In February 2022, it was announced that stc subsidiary, TAWAL, has acquired the Pakistani company, AWAL Telecom Private Limited - an independent passive telecommunications tower provider, for an undisclosed sum. AWAL was rebranded as TAWAL Pakistan.

In collaboration with Alibaba Group, the Alibaba Cloud was launched in May 2022. Center3, a new digital infrastructure assets company owned by stc Group, was launched in October 2022. The company also completed the first global 1.2T/channel trial in its DWDM optical network.

In February 2023, GO Telecom partnered with the company to provide IoT services throughout stc Group’s network. Microsoft and stc also expanded their partnership that same month to further advance digitalization across Saudi Arabia. It was announced in March 2023 that stc Group would provide the digital infrastructure for the Formula 1 Saudi Arabian Grand Prix, making it the company’s third consecutive year of partnership. Saudi Telecommunication Company's subsidiary TAWAL officially began operations in Europe in August of that year.

In September 2023, it was announced stc Group had acquired a 9.9% stake in the Madrid-headquartered multinational telecommunications company, Telefónica, S.A.. The deal was worth €2.1 billion - making stc Group the company’s largest shareholder.

== Investment funds ==
In 2017, the InspireU business accelerator was launched.
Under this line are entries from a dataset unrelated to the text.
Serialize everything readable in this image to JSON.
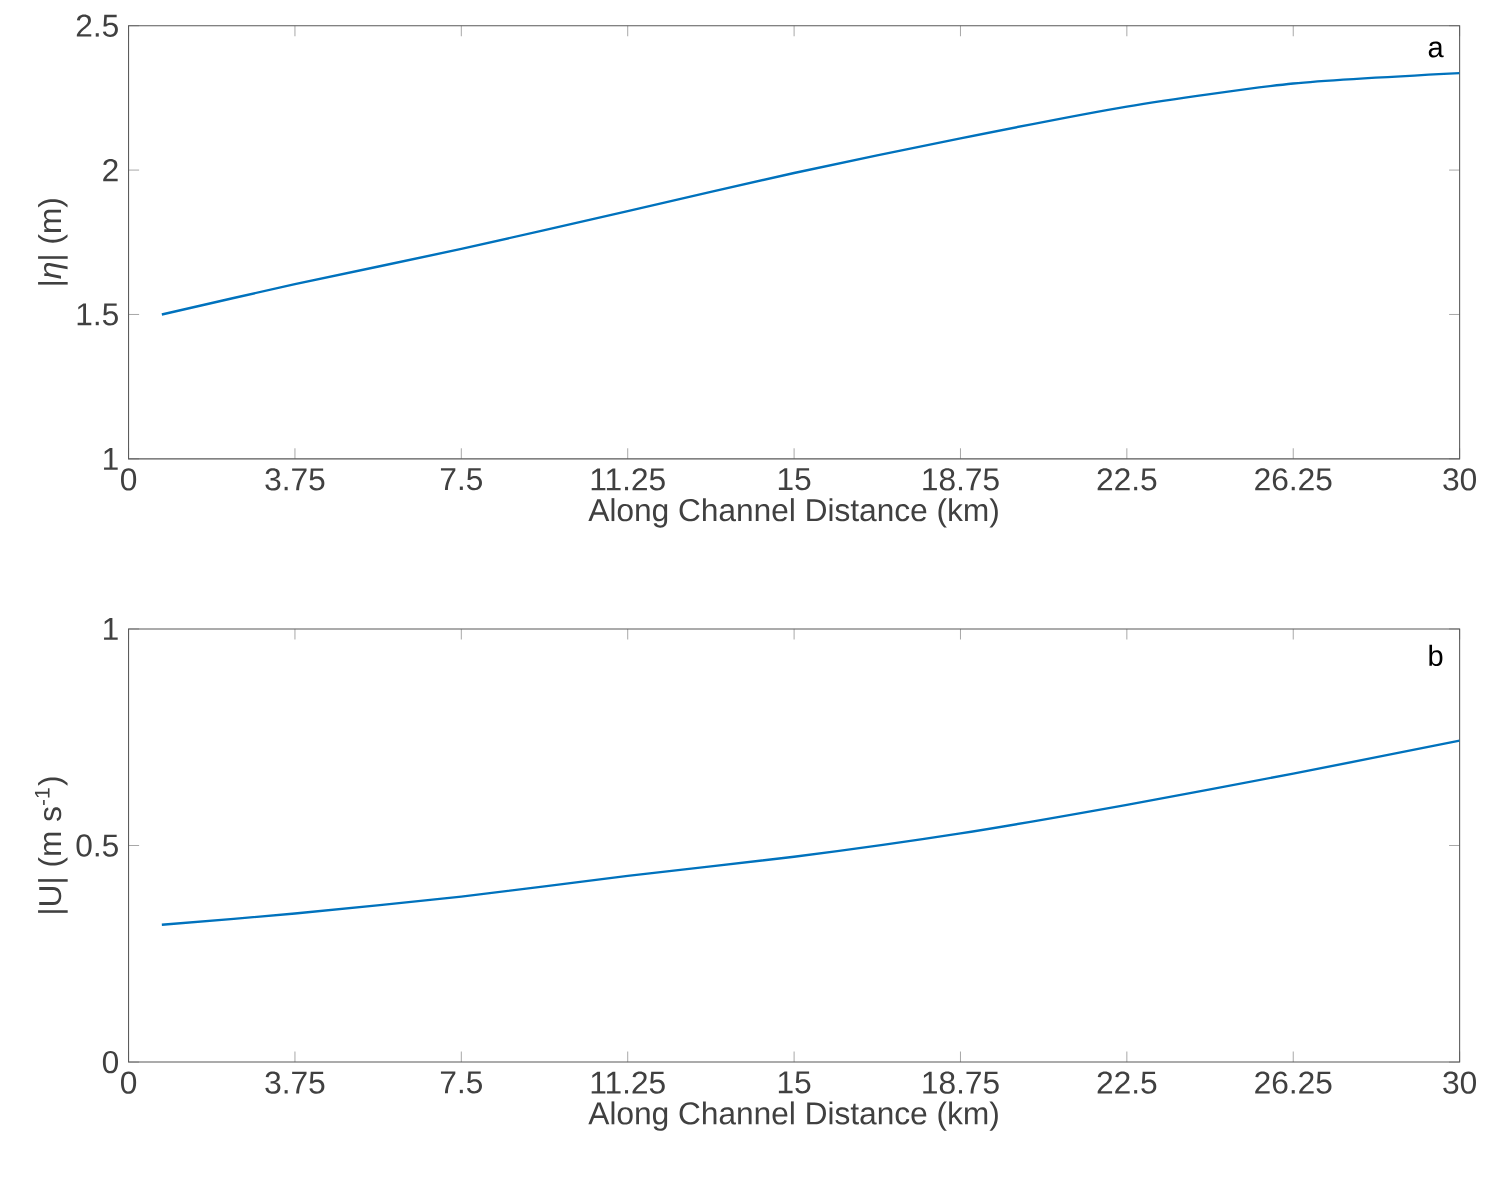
{
  "chart_data": [
    {
      "type": "line",
      "xlabel": "Along Channel Distance (km)",
      "ylabel": "|*η*| (m)",
      "annotations": [
        "a"
      ],
      "x": [
        0.75,
        3.75,
        7.5,
        11.25,
        15,
        18.75,
        22.5,
        26.25,
        30
      ],
      "series": [
        {
          "color": "#0072bd",
          "values": [
            1.5,
            1.605,
            1.727,
            1.858,
            1.99,
            2.11,
            2.22,
            2.3,
            2.336
          ]
        }
      ],
      "xlim": [
        0,
        30
      ],
      "ylim": [
        1,
        2.5
      ],
      "xticks": [
        0,
        3.75,
        7.5,
        11.25,
        15,
        18.75,
        22.5,
        26.25,
        30
      ],
      "yticks": [
        1,
        1.5,
        2,
        2.5
      ]
    },
    {
      "type": "line",
      "xlabel": "Along Channel Distance (km)",
      "ylabel": "|U| (m s$^{-1}$)",
      "annotations": [
        "b"
      ],
      "x": [
        0.75,
        3.75,
        7.5,
        11.25,
        15,
        18.75,
        22.5,
        26.25,
        30
      ],
      "series": [
        {
          "color": "#0072bd",
          "values": [
            0.317,
            0.343,
            0.382,
            0.43,
            0.474,
            0.528,
            0.594,
            0.666,
            0.742
          ]
        }
      ],
      "xlim": [
        0,
        30
      ],
      "ylim": [
        0,
        1
      ],
      "xticks": [
        0,
        3.75,
        7.5,
        11.25,
        15,
        18.75,
        22.5,
        26.25,
        30
      ],
      "yticks": [
        0,
        0.5,
        1
      ]
    }
  ]
}
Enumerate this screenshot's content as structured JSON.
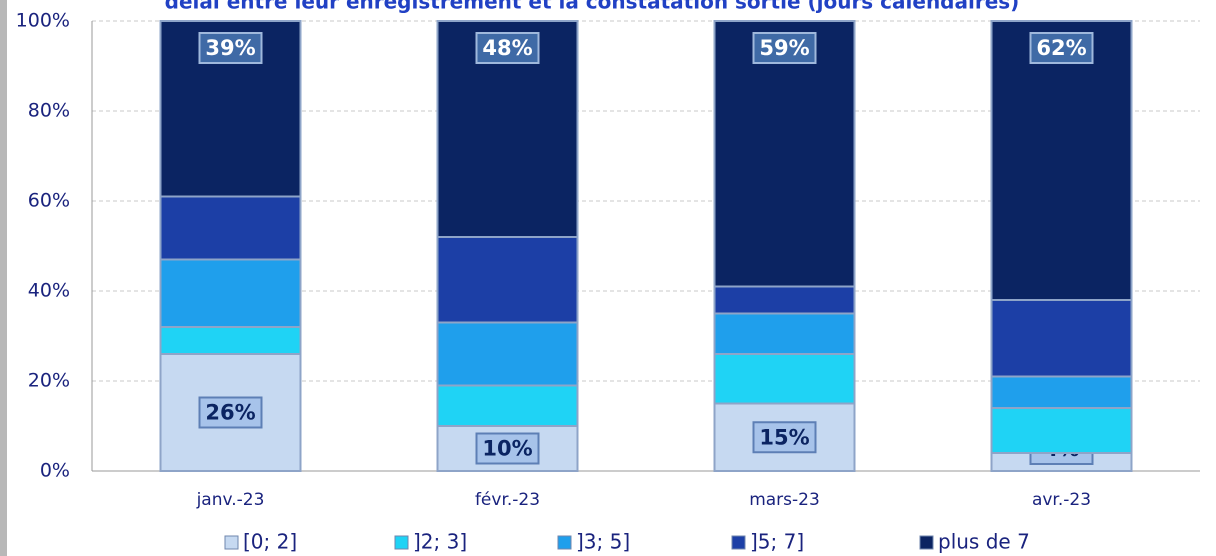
{
  "chart_data": {
    "type": "bar",
    "stacked": true,
    "title": "délai entre leur enregistrement et la constatation sortie (jours calendaires)",
    "categories": [
      "janv.-23",
      "févr.-23",
      "mars-23",
      "avr.-23"
    ],
    "series": [
      {
        "name": "[0; 2]",
        "color": "#c6d9f1",
        "values": [
          26,
          10,
          15,
          4
        ],
        "value_labels": [
          "26%",
          "10%",
          "15%",
          "4%"
        ]
      },
      {
        "name": "]2; 3]",
        "color": "#1fd3f5",
        "values": [
          6,
          9,
          11,
          10
        ]
      },
      {
        "name": "]3; 5]",
        "color": "#1f9fec",
        "values": [
          15,
          14,
          9,
          7
        ]
      },
      {
        "name": "]5; 7]",
        "color": "#1c3fa6",
        "values": [
          14,
          19,
          6,
          17
        ]
      },
      {
        "name": "plus de 7",
        "color": "#0b2462",
        "values": [
          39,
          48,
          59,
          62
        ],
        "value_labels": [
          "39%",
          "48%",
          "59%",
          "62%"
        ]
      }
    ],
    "ylim": [
      0,
      100
    ],
    "yticks": [
      {
        "value": 0,
        "label": "0%"
      },
      {
        "value": 20,
        "label": "20%"
      },
      {
        "value": 40,
        "label": "40%"
      },
      {
        "value": 60,
        "label": "60%"
      },
      {
        "value": 80,
        "label": "80%"
      },
      {
        "value": 100,
        "label": "100%"
      }
    ],
    "grid": true
  }
}
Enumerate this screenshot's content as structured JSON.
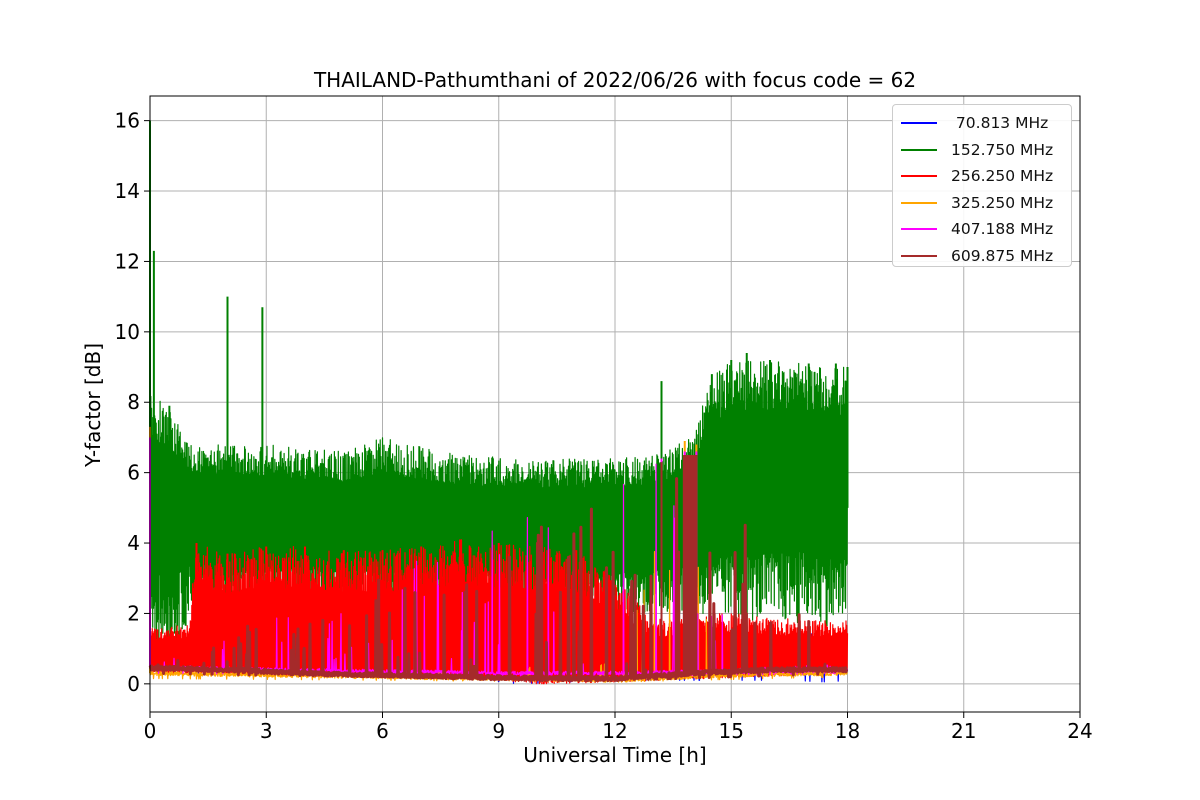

Since the program’s inception, the InspireU accelerator has supported over 90 digital projects, with investments and financial transactions hitting a market value of $SAR 12 billion. Over 40 million users have benefited from InspireU’s projects.

In 2021, Saudi Arabia's Public Investment Fund (PIF) sold 120 million shares in Saudi Telecom Company (stc Group) for $3.2 billion after completing a secondary share offering of stc Group.

The STV Investment Fund, which invests in small and medium-sized companies in communications and information technology, was established in 2018.

In October 2021, stc Group launched 3 data centers in Riyadh, Jeddah, and Al-Madina with a $SAR 1 billion investment.

The company launched its corporate investment fund (CIF) in February 2023. CIF invests in early-stage startups in the cybersecurity, AI, digital gaming, IoT, and blockchain sectors.

As of May 2023, stc Group has invested over $SAR 3.5 billion in social, educational and health initiatives. Its ImpactU program has supported projects with a total value of $SAR 800,000. The program aims to incubate five startups annually and increase the initial investment for each to $SAR 100,000 to drive local economic growth.

==Operations==
stc Group services are divided into four broad categories:
- Al-Jawal - Mobile network
- Al-Hatif - Landline network
- Solutions by stc - Internet services
- stc Bank - Digital payment & digital wallet first and largest fintech unicorn in the Middle East

stc Group also offers two content platforms:
- stc Play - Gaming and esports platform that allows users to participate in tournaments and access game exporters
- stc TV - Entertainment streaming service

In 2020, stc Pay earned its electronic money institute (EMI) license. Western Union soon after purchased 15% shares at a $1.3 billion valuation, making stc pay the first and largest fintech unicorn in the Middle East.

The group is currently operating as a conglomerate to manage all assets, subsidiaries and joint ventures by the Saudi Telecom Group. Mohammed K. A. Al Faisal is the current chairman.

== Awards and recognition ==
The company is a recipient of the GSMA T-ISAC Award 2024 for Recognition of Excellence and Leadership, whereas, Nauman Khan, Telecom Threat Management Lead Consultant at stc received the GSMA T-ISAC Individual Recognition Award 2024. These awards were presented at the GSMA Mobile World Congress (MWC) 2024 in Barcelona, Spain.

In 2025, STC Group ranked eighth on Forbes Middle East's Top 100 Listed Companies 2025 list.